On Tue, Jul 2, 2013 at 6:14 PM, Terry Ellison notifications@github.comwrote:

@dstogov https://github.com/dstogov, the current README documentation for opcache.blacklist_filename states:

The filename may be a full path or just a file prefix (i.e., /var/www/xblacklists all the files and directories in /var/www that start with x)

Reviewing / walking through the code I noticed that this isn't quite the case as the blacklist function does an expand_filepath() on each entry so a simple x will match $CWD/x.*, etc., where the current working directory is whatever was established during SAPI startup, and this varies from SAPI to SAPI, so the path relative entries will be very confusing. IMO, if we don't want to do a b/c break then we should expand the README to be explicit on how the entries are resolved or better if we allow path relative entries then they should be relative to the blacklist file directory. Thoughts?

— Reply to this email directly or view it on GitHubhttps://github.com/zendtech/ZendOptimizerPlus/issues/105#issuecomment-20347797 .

TerryE commented 11 years ago

I've coded this up and tested main path. Need to cover error paths and figure out best zend API call to disable relative paths for winXX. Am doing chores for the kids this w/e so will post patch back / do pull req on Monday.

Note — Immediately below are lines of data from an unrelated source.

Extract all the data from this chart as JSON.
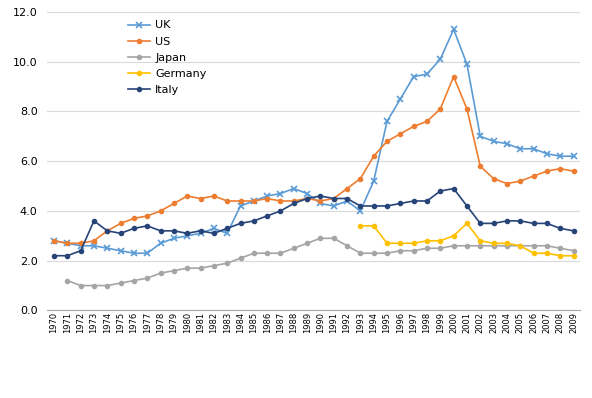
{
  "years": [
    1970,
    1971,
    1972,
    1973,
    1974,
    1975,
    1976,
    1977,
    1978,
    1979,
    1980,
    1981,
    1982,
    1983,
    1984,
    1985,
    1986,
    1987,
    1988,
    1989,
    1990,
    1991,
    1992,
    1993,
    1994,
    1995,
    1996,
    1997,
    1998,
    1999,
    2000,
    2001,
    2002,
    2003,
    2004,
    2005,
    2006,
    2007,
    2008,
    2009
  ],
  "UK": [
    2.8,
    2.7,
    2.6,
    2.6,
    2.5,
    2.4,
    2.3,
    2.3,
    2.7,
    2.9,
    3.0,
    3.1,
    3.3,
    3.1,
    4.2,
    4.4,
    4.6,
    4.7,
    4.9,
    4.7,
    4.3,
    4.2,
    4.4,
    4.0,
    5.2,
    7.6,
    8.5,
    9.4,
    9.5,
    10.1,
    11.3,
    9.9,
    7.0,
    6.8,
    6.7,
    6.5,
    6.5,
    6.3,
    6.2,
    6.2
  ],
  "US": [
    2.8,
    2.7,
    2.7,
    2.8,
    3.2,
    3.5,
    3.7,
    3.8,
    4.0,
    4.3,
    4.6,
    4.5,
    4.6,
    4.4,
    4.4,
    4.4,
    4.5,
    4.4,
    4.4,
    4.5,
    4.4,
    4.5,
    4.9,
    5.3,
    6.2,
    6.8,
    7.1,
    7.4,
    7.6,
    8.1,
    9.4,
    8.1,
    5.8,
    5.3,
    5.1,
    5.2,
    5.4,
    5.6,
    5.7,
    5.6
  ],
  "Japan": [
    null,
    1.2,
    1.0,
    1.0,
    1.0,
    1.1,
    1.2,
    1.3,
    1.5,
    1.6,
    1.7,
    1.7,
    1.8,
    1.9,
    2.1,
    2.3,
    2.3,
    2.3,
    2.5,
    2.7,
    2.9,
    2.9,
    2.6,
    2.3,
    2.3,
    2.3,
    2.4,
    2.4,
    2.5,
    2.5,
    2.6,
    2.6,
    2.6,
    2.6,
    2.6,
    2.6,
    2.6,
    2.6,
    2.5,
    2.4
  ],
  "Germany": [
    null,
    null,
    null,
    null,
    null,
    null,
    null,
    null,
    null,
    null,
    null,
    null,
    null,
    null,
    null,
    null,
    null,
    null,
    null,
    null,
    null,
    null,
    null,
    3.4,
    3.4,
    2.7,
    2.7,
    2.7,
    2.8,
    2.8,
    3.0,
    3.5,
    2.8,
    2.7,
    2.7,
    2.6,
    2.3,
    2.3,
    2.2,
    2.2
  ],
  "Italy": [
    2.2,
    2.2,
    2.4,
    3.6,
    3.2,
    3.1,
    3.3,
    3.4,
    3.2,
    3.2,
    3.1,
    3.2,
    3.1,
    3.3,
    3.5,
    3.6,
    3.8,
    4.0,
    4.3,
    4.5,
    4.6,
    4.5,
    4.5,
    4.2,
    4.2,
    4.2,
    4.3,
    4.4,
    4.4,
    4.8,
    4.9,
    4.2,
    3.5,
    3.5,
    3.6,
    3.6,
    3.5,
    3.5,
    3.3,
    3.2
  ],
  "colors": {
    "UK": "#5B9BD5",
    "US": "#ED7D31",
    "Japan": "#A5A5A5",
    "Germany": "#FFC000",
    "Italy": "#264478"
  },
  "ylim": [
    0.0,
    12.0
  ],
  "yticks": [
    0.0,
    2.0,
    4.0,
    6.0,
    8.0,
    10.0,
    12.0
  ],
  "background_color": "#FFFFFF",
  "grid_color": "#D9D9D9"
}
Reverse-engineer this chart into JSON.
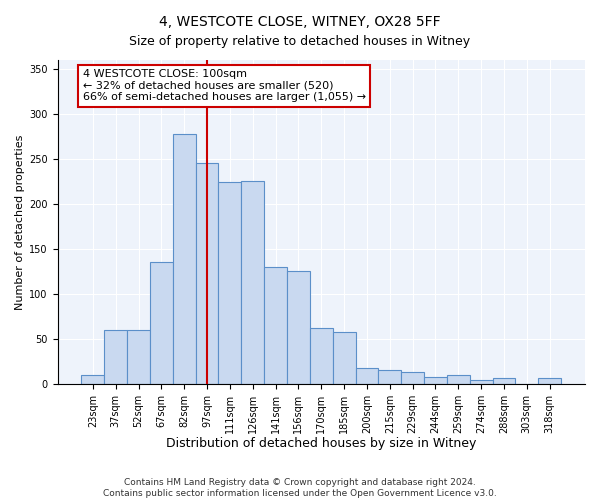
{
  "title": "4, WESTCOTE CLOSE, WITNEY, OX28 5FF",
  "subtitle": "Size of property relative to detached houses in Witney",
  "xlabel": "Distribution of detached houses by size in Witney",
  "ylabel": "Number of detached properties",
  "bar_labels": [
    "23sqm",
    "37sqm",
    "52sqm",
    "67sqm",
    "82sqm",
    "97sqm",
    "111sqm",
    "126sqm",
    "141sqm",
    "156sqm",
    "170sqm",
    "185sqm",
    "200sqm",
    "215sqm",
    "229sqm",
    "244sqm",
    "259sqm",
    "274sqm",
    "288sqm",
    "303sqm",
    "318sqm"
  ],
  "bar_heights": [
    10,
    60,
    60,
    135,
    278,
    245,
    224,
    225,
    130,
    125,
    62,
    58,
    18,
    15,
    13,
    8,
    10,
    4,
    6,
    0,
    6
  ],
  "bar_color": "#c9d9f0",
  "bar_edge_color": "#5b8fc9",
  "vline_x": 5.0,
  "vline_color": "#cc0000",
  "annotation_line1": "4 WESTCOTE CLOSE: 100sqm",
  "annotation_line2": "← 32% of detached houses are smaller (520)",
  "annotation_line3": "66% of semi-detached houses are larger (1,055) →",
  "annotation_box_color": "#ffffff",
  "annotation_box_edge_color": "#cc0000",
  "ylim": [
    0,
    360
  ],
  "yticks": [
    0,
    50,
    100,
    150,
    200,
    250,
    300,
    350
  ],
  "footer1": "Contains HM Land Registry data © Crown copyright and database right 2024.",
  "footer2": "Contains public sector information licensed under the Open Government Licence v3.0.",
  "bg_color": "#eef3fb",
  "fig_bg_color": "#ffffff",
  "title_fontsize": 10,
  "xlabel_fontsize": 9,
  "ylabel_fontsize": 8,
  "tick_fontsize": 7,
  "footer_fontsize": 6.5,
  "ann_fontsize": 8
}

dstogov commented 11 years ago

It would be great! Thanks.

TerryE commented 11 years ago

Dmitry, I've raised a pull request for these changes. I am not used to using Github rather than svn for this mode of collab so am on a learning curve. Sorry if I've got this wrong. Give me advice / feedback if so. A couple of tweaks in this:

dstogov commented 11 years ago

Hi Terry,

I'm going to be on vacation on next two weeks. I'll try to review your patch tomorrow, but I also have a lot of unfinished work :(

In case, I won't be able to review it, I'll ask Xinchen (laruence) to take a look.

Thanks. Dmitry.

On Thu, Jul 11, 2013 at 8:40 PM, Terry Ellison notifications@github.comwrote:

Dmitry, I've raised a pull request for these changes. I am not used to using Github rather than svn for this mode of collab so am on a learning curve. Sorry if I've got this wrong. Give me advice / feedback if so. A couple of tweaks in this:

  • the * char has to map onto [^]* on Win32 systems and not [^/]*
  • the error handling around relative paths in the blacklist was a mess so it was just easier to use the path of the blacklist file as the "relative from" default.

— Reply to this email directly or view it on GitHubhttps://github.com/zendtech/ZendOptimizerPlus/issues/105#issuecomment-20825115 .

TerryE commented 11 years ago

Dmitry, it isn't that important. It can wait. You'll have enough last minute jobs to do. Enjoy your holiday :-)

dstogov commented 11 years ago

Implemented support for ?, * and \ symbols in blacklist entries.